Thanks all for your comments and suggestions.
@rmodrak: Indeed, we suggested selecting an appropriate number of points per axis (odd number) to guarantee they pass through the center of the lune, and hence, sampling a double couple source type. The 2nppa+1 guarantees that for the latitude, not so for the longitude. So I assume we are still relying on the user to choose an odd number for sampling the center of the lune, then the 2nppa + 1 factor for w doubles the points of v, allowing a roughly equal volume sampling as @carltape pointed out. and +1 guarantees that w will always be odd.

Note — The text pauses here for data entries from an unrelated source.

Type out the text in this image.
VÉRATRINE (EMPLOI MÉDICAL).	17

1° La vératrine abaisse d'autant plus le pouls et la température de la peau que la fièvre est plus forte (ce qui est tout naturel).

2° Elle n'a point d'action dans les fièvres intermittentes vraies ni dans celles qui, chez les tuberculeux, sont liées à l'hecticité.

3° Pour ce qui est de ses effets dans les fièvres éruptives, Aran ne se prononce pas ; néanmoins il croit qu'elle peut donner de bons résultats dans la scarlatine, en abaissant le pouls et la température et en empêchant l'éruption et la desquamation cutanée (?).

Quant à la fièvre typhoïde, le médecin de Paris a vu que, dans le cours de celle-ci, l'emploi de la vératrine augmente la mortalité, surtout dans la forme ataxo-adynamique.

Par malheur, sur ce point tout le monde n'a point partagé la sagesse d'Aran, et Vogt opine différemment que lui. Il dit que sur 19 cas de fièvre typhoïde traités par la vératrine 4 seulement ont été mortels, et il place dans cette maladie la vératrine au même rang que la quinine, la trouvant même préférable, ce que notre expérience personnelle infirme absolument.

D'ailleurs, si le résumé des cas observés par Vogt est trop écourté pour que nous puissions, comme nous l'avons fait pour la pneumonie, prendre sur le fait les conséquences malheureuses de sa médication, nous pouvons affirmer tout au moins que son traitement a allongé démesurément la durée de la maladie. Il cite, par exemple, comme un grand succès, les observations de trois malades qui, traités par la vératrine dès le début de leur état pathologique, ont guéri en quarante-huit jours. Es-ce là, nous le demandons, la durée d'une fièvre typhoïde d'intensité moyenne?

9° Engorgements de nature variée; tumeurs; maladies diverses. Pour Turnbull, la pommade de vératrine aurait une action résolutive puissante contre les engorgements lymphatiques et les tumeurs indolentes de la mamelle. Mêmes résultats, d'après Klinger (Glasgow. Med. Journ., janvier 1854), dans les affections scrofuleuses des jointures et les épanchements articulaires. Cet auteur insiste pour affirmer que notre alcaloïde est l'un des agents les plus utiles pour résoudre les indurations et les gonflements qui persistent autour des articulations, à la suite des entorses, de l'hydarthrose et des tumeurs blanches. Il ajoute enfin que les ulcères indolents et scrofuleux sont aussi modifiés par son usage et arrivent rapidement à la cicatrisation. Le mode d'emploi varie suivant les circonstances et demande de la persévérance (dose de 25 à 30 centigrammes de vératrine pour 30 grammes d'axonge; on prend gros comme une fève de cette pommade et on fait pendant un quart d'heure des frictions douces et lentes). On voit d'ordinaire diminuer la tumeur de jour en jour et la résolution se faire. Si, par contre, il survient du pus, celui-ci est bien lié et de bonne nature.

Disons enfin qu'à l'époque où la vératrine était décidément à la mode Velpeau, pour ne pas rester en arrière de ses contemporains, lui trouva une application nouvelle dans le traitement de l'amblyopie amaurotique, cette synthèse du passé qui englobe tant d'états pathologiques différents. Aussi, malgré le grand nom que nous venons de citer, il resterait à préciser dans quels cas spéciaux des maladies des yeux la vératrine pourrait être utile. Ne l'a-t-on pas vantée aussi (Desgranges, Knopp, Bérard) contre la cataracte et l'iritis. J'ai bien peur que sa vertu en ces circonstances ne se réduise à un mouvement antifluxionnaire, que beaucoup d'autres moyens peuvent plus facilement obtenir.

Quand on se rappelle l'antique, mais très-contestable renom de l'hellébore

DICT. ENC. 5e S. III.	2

@carltape: doubling the number of points of w for having the same moment tensors in a volume unit, it is what I thought after reading this from Alvizuri et al., 2018:

I read that after posting the issue; sorry. Thank you also for clarifying that we would need 3 or 4 points per axis to have uniformity in the number of tensors per volume unit. In Figure 5 of Alvizuri et al., 2018, I noticed v = 13 and w = 35, around a 2.7 ratio, not exactly 2, so I hesitated to understand this part.

By the way, in the e) inset of the figure, I suspect that the curve labels are swapped. It looks like the green curve is V'(ω), not the blue one, and vice versa. Could you confirm that?

Thanks all again for your feedback. I will keep you posted about the progress made in the uncertainty analysis following Tape and Tape, 2016.

[carltape]

The key point is that the patch size on the rectangle needs to be the same everywhere, since we're summing probabilities at the points inside each patch. It can be a square patch or any-shaped rectangle (or perhaps another shape), as long as all patches are the same size and not overlapping. But for plotting purposes, aiming for a square-like patch makes sense.

Yes, the colors are swapped in (e) -- I never noticed this mistake. V'(omega) should be the sin^4(omega) function. Thanks for pointing this out.